Earlier the Mayor said that he'd do his part in pushing lawmakers and then asked the communities (black) to step up.
ilovebees: What can the City of Chicago do to respectfully mourn those lost to gun violence but also celebrate their hard work to drive down violence? Do you see this as a long-lasting trend downwards in gun violence?
Trymaine Lee: That's a delicate proposition. And the police have been wary of handclapping around the decreasing murder numbers. Mourning is also difficult when it's so easy to segregate victims. Are they sympathetic victims or not. Children or young adults.
Gun violence has been trending downward across the country for well over a decade now. Experts and analysts say it's difficult to really determine what drives these trends. We'll need more time to see how things continue to trend.
But Chicago is currently on pace to seeing its lowest number of murders since 1965.
AlexisGarrettStodghill: "Violence Interrupters" such as Ameena Matthews are putting their bodies in harm's way to stop the violence in their communities. What responsibility do you think the black community and other impacted communities have to end gun violence at all costs? How can these communities act more drastically to get at the root causes of the issues?

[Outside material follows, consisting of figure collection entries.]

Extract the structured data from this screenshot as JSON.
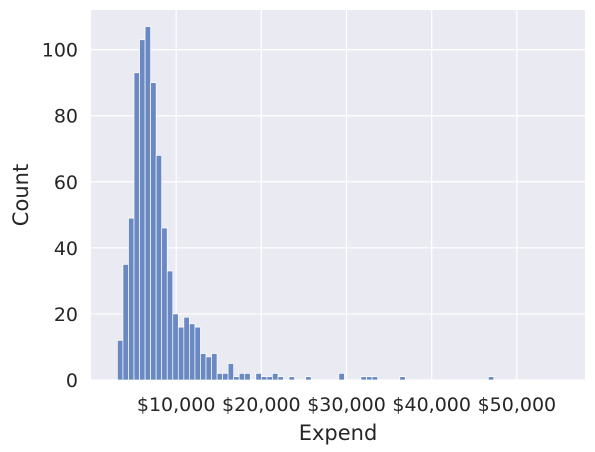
{
  "chart_data": {
    "type": "bar",
    "title": "",
    "xlabel": "Expend",
    "ylabel": "Count",
    "grid": true,
    "legend": "none",
    "xlim": [
      0,
      58000
    ],
    "ylim": [
      0,
      112
    ],
    "x_ticks": [
      {
        "value": 10000,
        "label": "$10,000"
      },
      {
        "value": 20000,
        "label": "$20,000"
      },
      {
        "value": 30000,
        "label": "$30,000"
      },
      {
        "value": 40000,
        "label": "$40,000"
      },
      {
        "value": 50000,
        "label": "$50,000"
      }
    ],
    "y_ticks": [
      {
        "value": 0,
        "label": "0"
      },
      {
        "value": 20,
        "label": "20"
      },
      {
        "value": 40,
        "label": "40"
      },
      {
        "value": 60,
        "label": "60"
      },
      {
        "value": 80,
        "label": "80"
      },
      {
        "value": 100,
        "label": "100"
      }
    ],
    "bin_start": 3100,
    "bin_width": 650,
    "counts": [
      12,
      35,
      49,
      93,
      103,
      107,
      90,
      68,
      46,
      33,
      20,
      16,
      19,
      17,
      16,
      8,
      7,
      8,
      2,
      2,
      5,
      1,
      2,
      2,
      0,
      2,
      1,
      1,
      2,
      1,
      0,
      1,
      0,
      0,
      1,
      0,
      0,
      0,
      0,
      0,
      2,
      0,
      0,
      0,
      1,
      1,
      1,
      0,
      0,
      0,
      0,
      1,
      0,
      0,
      0,
      0,
      0,
      0,
      0,
      0,
      0,
      0,
      0,
      0,
      0,
      0,
      0,
      1
    ],
    "bar_color": "#6a89c2",
    "background_color": "#eaeaf2",
    "grid_color": "#ffffff"
  }
}
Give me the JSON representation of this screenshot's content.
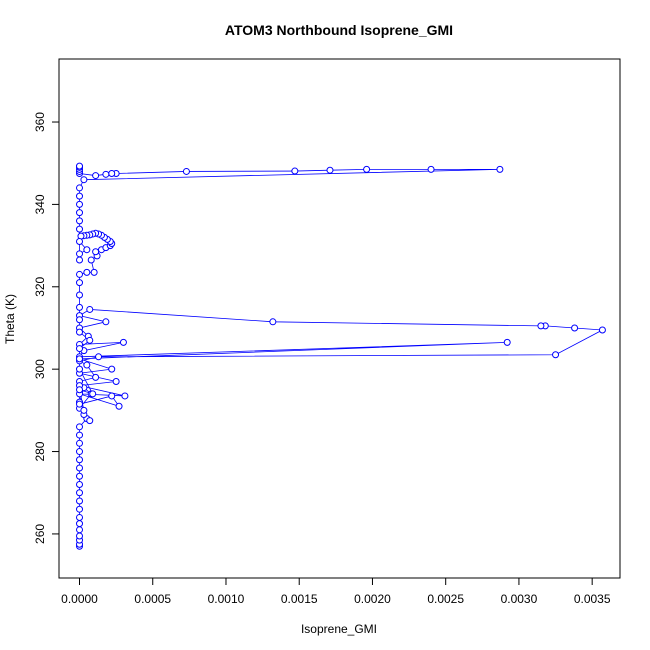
{
  "chart_data": {
    "type": "scatter",
    "title": "ATOM3 Northbound Isoprene_GMI",
    "xlabel": "Isoprene_GMI",
    "ylabel": "Theta (K)",
    "xlim": [
      -0.00014,
      0.00369
    ],
    "ylim": [
      249.3,
      375.3
    ],
    "x_ticks": [
      0,
      0.0005,
      0.001,
      0.0015,
      0.002,
      0.0025,
      0.003,
      0.0035
    ],
    "x_tick_labels": [
      "0.0000",
      "0.0005",
      "0.0010",
      "0.0015",
      "0.0020",
      "0.0025",
      "0.0030",
      "0.0035"
    ],
    "y_ticks": [
      260,
      280,
      300,
      320,
      340,
      360
    ],
    "y_tick_labels": [
      "260",
      "280",
      "300",
      "320",
      "340",
      "360"
    ],
    "grid": false,
    "legend": "none",
    "series": [
      {
        "color": "#0000ff",
        "marker": "open-circle",
        "connect": true,
        "points": [
          [
            0.0,
            257.0
          ],
          [
            0.0,
            257.5
          ],
          [
            0.0,
            258.5
          ],
          [
            0.0,
            259.5
          ],
          [
            0.0,
            261.0
          ],
          [
            0.0,
            262.5
          ],
          [
            0.0,
            264.0
          ],
          [
            0.0,
            266.0
          ],
          [
            0.0,
            268.0
          ],
          [
            0.0,
            270.0
          ],
          [
            0.0,
            272.0
          ],
          [
            0.0,
            274.0
          ],
          [
            0.0,
            276.0
          ],
          [
            0.0,
            278.0
          ],
          [
            0.0,
            280.0
          ],
          [
            0.0,
            282.0
          ],
          [
            0.0,
            284.0
          ],
          [
            0.0,
            286.0
          ],
          [
            5e-05,
            288.0
          ],
          [
            7e-05,
            287.5
          ],
          [
            3e-05,
            289.0
          ],
          [
            0.0,
            290.5
          ],
          [
            8e-05,
            294.0
          ],
          [
            3e-05,
            295.5
          ],
          [
            0.0,
            292.0
          ],
          [
            0.0,
            297.0
          ],
          [
            0.00011,
            298.0
          ],
          [
            5e-05,
            301.0
          ],
          [
            0.0,
            302.0
          ],
          [
            0.00013,
            303.0
          ],
          [
            0.00325,
            303.5
          ],
          [
            0.00357,
            309.5
          ],
          [
            0.00338,
            310.0
          ],
          [
            0.00318,
            310.5
          ],
          [
            0.00315,
            310.5
          ],
          [
            0.00132,
            311.5
          ],
          [
            7e-05,
            314.5
          ],
          [
            0.0,
            313.0
          ],
          [
            0.00018,
            311.5
          ],
          [
            0.0,
            310.0
          ],
          [
            6e-05,
            308.0
          ],
          [
            0.0,
            306.0
          ],
          [
            0.0003,
            306.5
          ],
          [
            3e-05,
            304.5
          ],
          [
            0.0,
            303.0
          ],
          [
            0.00292,
            306.5
          ],
          [
            0.0,
            302.5
          ],
          [
            0.00022,
            300.0
          ],
          [
            0.0,
            299.0
          ],
          [
            0.00025,
            297.0
          ],
          [
            0.0,
            296.0
          ],
          [
            0.00031,
            293.5
          ],
          [
            0.0,
            294.0
          ],
          [
            0.00027,
            291.0
          ],
          [
            0.00022,
            293.5
          ],
          [
            0.0,
            291.5
          ],
          [
            3e-05,
            290.0
          ],
          [
            0.0,
            295.0
          ],
          [
            9e-05,
            294.0
          ],
          [
            0.0,
            300.0
          ],
          [
            0.0,
            305.0
          ],
          [
            7e-05,
            307.0
          ],
          [
            0.0,
            309.0
          ],
          [
            0.0,
            312.0
          ],
          [
            0.0,
            315.0
          ],
          [
            0.0,
            318.0
          ],
          [
            0.0,
            321.0
          ],
          [
            0.0,
            323.0
          ],
          [
            5e-05,
            323.5
          ],
          [
            0.0001,
            323.5
          ],
          [
            8e-05,
            326.5
          ],
          [
            0.00012,
            327.5
          ],
          [
            0.00011,
            328.5
          ],
          [
            0.00015,
            329.0
          ],
          [
            0.00018,
            329.5
          ],
          [
            0.00021,
            330.0
          ],
          [
            0.00022,
            330.5
          ],
          [
            0.00021,
            331.0
          ],
          [
            0.00019,
            331.5
          ],
          [
            0.00017,
            332.0
          ],
          [
            0.00015,
            332.5
          ],
          [
            0.00013,
            332.8
          ],
          [
            0.00011,
            333.0
          ],
          [
            9e-05,
            332.8
          ],
          [
            7e-05,
            332.6
          ],
          [
            5e-05,
            332.5
          ],
          [
            3e-05,
            332.4
          ],
          [
            1e-05,
            332.3
          ],
          [
            0.0,
            331.0
          ],
          [
            5e-05,
            329.0
          ],
          [
            0.0,
            328.0
          ],
          [
            0.0,
            326.5
          ],
          [
            0.0,
            334.0
          ],
          [
            0.0,
            336.0
          ],
          [
            0.0,
            338.0
          ],
          [
            0.0,
            340.0
          ],
          [
            0.0,
            342.0
          ],
          [
            0.0,
            344.0
          ],
          [
            3e-05,
            346.0
          ],
          [
            0.00287,
            348.5
          ],
          [
            0.0024,
            348.5
          ],
          [
            0.00196,
            348.5
          ],
          [
            0.00171,
            348.3
          ],
          [
            0.00147,
            348.1
          ],
          [
            0.00073,
            348.0
          ],
          [
            0.00025,
            347.5
          ],
          [
            0.00022,
            347.5
          ],
          [
            0.00018,
            347.3
          ],
          [
            0.00011,
            347.0
          ],
          [
            0.0,
            347.5
          ],
          [
            0.0,
            348.0
          ],
          [
            0.0,
            348.5
          ],
          [
            0.0,
            349.0
          ],
          [
            0.0,
            349.3
          ]
        ]
      }
    ]
  }
}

Trymaine Lee: Far be it from me to determine what might be the best course of action for Chicagoans, as I sit here in New York City. But you're right on point with your question. As lawmakers and law enforcement wrestle (or not) with the issue of violence plaguing many black communities, the people who deal with the bloodletting also are trying to figure it all out. There are just so many hurdles for the vast majority of folks who aren't involved in committing violent crimes, but end up shouldering the emotional and physical weight of it.
Community groups will say the root causes are clear: lack of economic resources, poor schooling, and few employment opportunities.
Dominique Mann: Do you believe the police department in Chicago has enough transparency in the tactics they employ to ensure safer streets? Does the police department's map of the geography of violence in Chicago align with the perception or experience of Chicago residents?
Trymaine Lee: Hey Dominque. Many people in the communities most affected by gun violence don't trust the police numbers or their tactics. They recall the days of rampant police abuses and say they still are dealing with them today.
There's a big trust gap that the department says it's trying to bridge. The police hope recent efforts that they say have contributed to declining gun violence rates might show folks they're on the same team.
They've also long used Comstat, the technology many departments use to identify where exactly crimes are occuring and then deploy officers accordingly.
Ernest Brown-8523819: What is the racial break down of vicitms and shooters?
Trymaine Lee: In 2011, 75.3% of the murder victims in Chicago were black. Hispanics made up 18% of the victims and whites accounted for 4.6%.
Analysts have noted generally that most victims and suspects share the same ethnicity. If you gave me some time I could probably find a more accurate breakdown of shooters by race.